To compute the factorization inside linear_solver
, one simply as to call:
MadNLP.factorize!(linear_solver)
LapackCPUSolver{Float64}([2.0 0.0 … 0.0 0.0; 0.0 200.0 … 0.0 0.0; … ; 0.0 0.0 … 0.0 0.0; 1.0 0.0 … 0.0 0.0], [2.0 0.0 … 0.0 0.0; 0.0 200.0 … 0.0 0.0; … ; 0.0 0.0 … 0.0 0.0; 0.5 0.0 … -1.0 -0.5], [384.0, 0.0, 5.58679274e-316, 5.58662713e-316, 1.2875975e-316, 0.0, 6.365987414e-314, 0.0, 0.0, 0.0 … 2.4747693e-316, 0.0, 4.2439918645e-314, 0.0, 0.0, 0.0, 5.32189727e-316, 0.0, 1.2875833e-316, 1.2875833e-316], 384, Base.RefValue{Int64}(0), Dict{Symbol, Any}(:ipiv => [1, 2, -5, -5, -6, -6]), MadNLP.LapackOptions(MadNLP.BUNCHKAUFMAN), MadNLP.MadNLPLogger(MadNLP.INFO, MadNLP.INFO, nothing))

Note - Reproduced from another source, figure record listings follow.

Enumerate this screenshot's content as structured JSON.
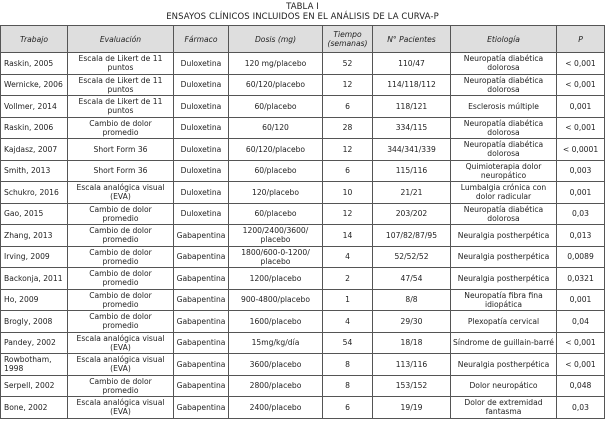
{
  "caption": {
    "label": "TABLA I",
    "title": "ENSAYOS CLÍNICOS INCLUIDOS EN EL ANÁLISIS DE LA CURVA-P"
  },
  "headers": [
    "Trabajo",
    "Evaluación",
    "Fármaco",
    "Dosis (mg)",
    "Tiempo (semanas)",
    "N° Pacientes",
    "Etiología",
    "P"
  ],
  "rows": [
    [
      "Raskin, 2005",
      "Escala de Likert de 11 puntos",
      "Duloxetina",
      "120 mg/placebo",
      "52",
      "110/47",
      "Neuropatía diabética dolorosa",
      "< 0,001"
    ],
    [
      "Wernicke, 2006",
      "Escala de Likert de 11 puntos",
      "Duloxetina",
      "60/120/placebo",
      "12",
      "114/118/112",
      "Neuropatía diabética dolorosa",
      "< 0,001"
    ],
    [
      "Vollmer, 2014",
      "Escala de Likert de 11 puntos",
      "Duloxetina",
      "60/placebo",
      "6",
      "118/121",
      "Esclerosis múltiple",
      "0,001"
    ],
    [
      "Raskin, 2006",
      "Cambio de dolor promedio",
      "Duloxetina",
      "60/120",
      "28",
      "334/115",
      "Neuropatía diabética dolorosa",
      "< 0,001"
    ],
    [
      "Kajdasz, 2007",
      "Short Form 36",
      "Duloxetina",
      "60/120/placebo",
      "12",
      "344/341/339",
      "Neuropatía diabética dolorosa",
      "< 0,0001"
    ],
    [
      "Smith, 2013",
      "Short Form 36",
      "Duloxetina",
      "60/placebo",
      "6",
      "115/116",
      "Quimioterapia dolor neuropático",
      "0,003"
    ],
    [
      "Schukro, 2016",
      "Escala analógica visual (EVA)",
      "Duloxetina",
      "120/placebo",
      "10",
      "21/21",
      "Lumbalgia crónica con dolor radicular",
      "0,001"
    ],
    [
      "Gao, 2015",
      "Cambio de dolor promedio",
      "Duloxetina",
      "60/placebo",
      "12",
      "203/202",
      "Neuropatía diabética dolorosa",
      "0,03"
    ],
    [
      "Zhang, 2013",
      "Cambio de dolor promedio",
      "Gabapentina",
      "1200/2400/3600/ placebo",
      "14",
      "107/82/87/95",
      "Neuralgia postherpética",
      "0,013"
    ],
    [
      "Irving, 2009",
      "Cambio de dolor promedio",
      "Gabapentina",
      "1800/600-0-1200/ placebo",
      "4",
      "52/52/52",
      "Neuralgia postherpética",
      "0,0089"
    ],
    [
      "Backonja, 2011",
      "Cambio de dolor promedio",
      "Gabapentina",
      "1200/placebo",
      "2",
      "47/54",
      "Neuralgia postherpética",
      "0,0321"
    ],
    [
      "Ho, 2009",
      "Cambio de dolor promedio",
      "Gabapentina",
      "900-4800/placebo",
      "1",
      "8/8",
      "Neuropatía fibra fina idiopática",
      "0,001"
    ],
    [
      "Brogly, 2008",
      "Cambio de dolor promedio",
      "Gabapentina",
      "1600/placebo",
      "4",
      "29/30",
      "Plexopatía cervical",
      "0,04"
    ],
    [
      "Pandey, 2002",
      "Escala analógica visual (EVA)",
      "Gabapentina",
      "15mg/kg/día",
      "54",
      "18/18",
      "Síndrome de guillain-barré",
      "< 0,001"
    ],
    [
      "Rowbotham, 1998",
      "Escala analógica visual (EVA)",
      "Gabapentina",
      "3600/placebo",
      "8",
      "113/116",
      "Neuralgia postherpética",
      "< 0,001"
    ],
    [
      "Serpell, 2002",
      "Cambio de dolor promedio",
      "Gabapentina",
      "2800/placebo",
      "8",
      "153/152",
      "Dolor neuropático",
      "0,048"
    ],
    [
      "Bone, 2002",
      "Escala analógica visual (EVA)",
      "Gabapentina",
      "2400/placebo",
      "6",
      "19/19",
      "Dolor de extremidad fantasma",
      "0,03"
    ]
  ]
}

Once the factorization computed, computing the backsolve for a right-hand-side b
amounts to
nk = size(kkt, 1)
b = rand(nk)
MadNLP.solve!(linear_solver, b)
6-element Vector{Float64}:
0.631358073804925
0.0040793963052856005
-0.2796567800246169
-0.18552533773316882
-0.0331186942806706
-0.6074504205132841
The values of b
being modified inplace to store the solution $x$ of the linear system $Kx =b$.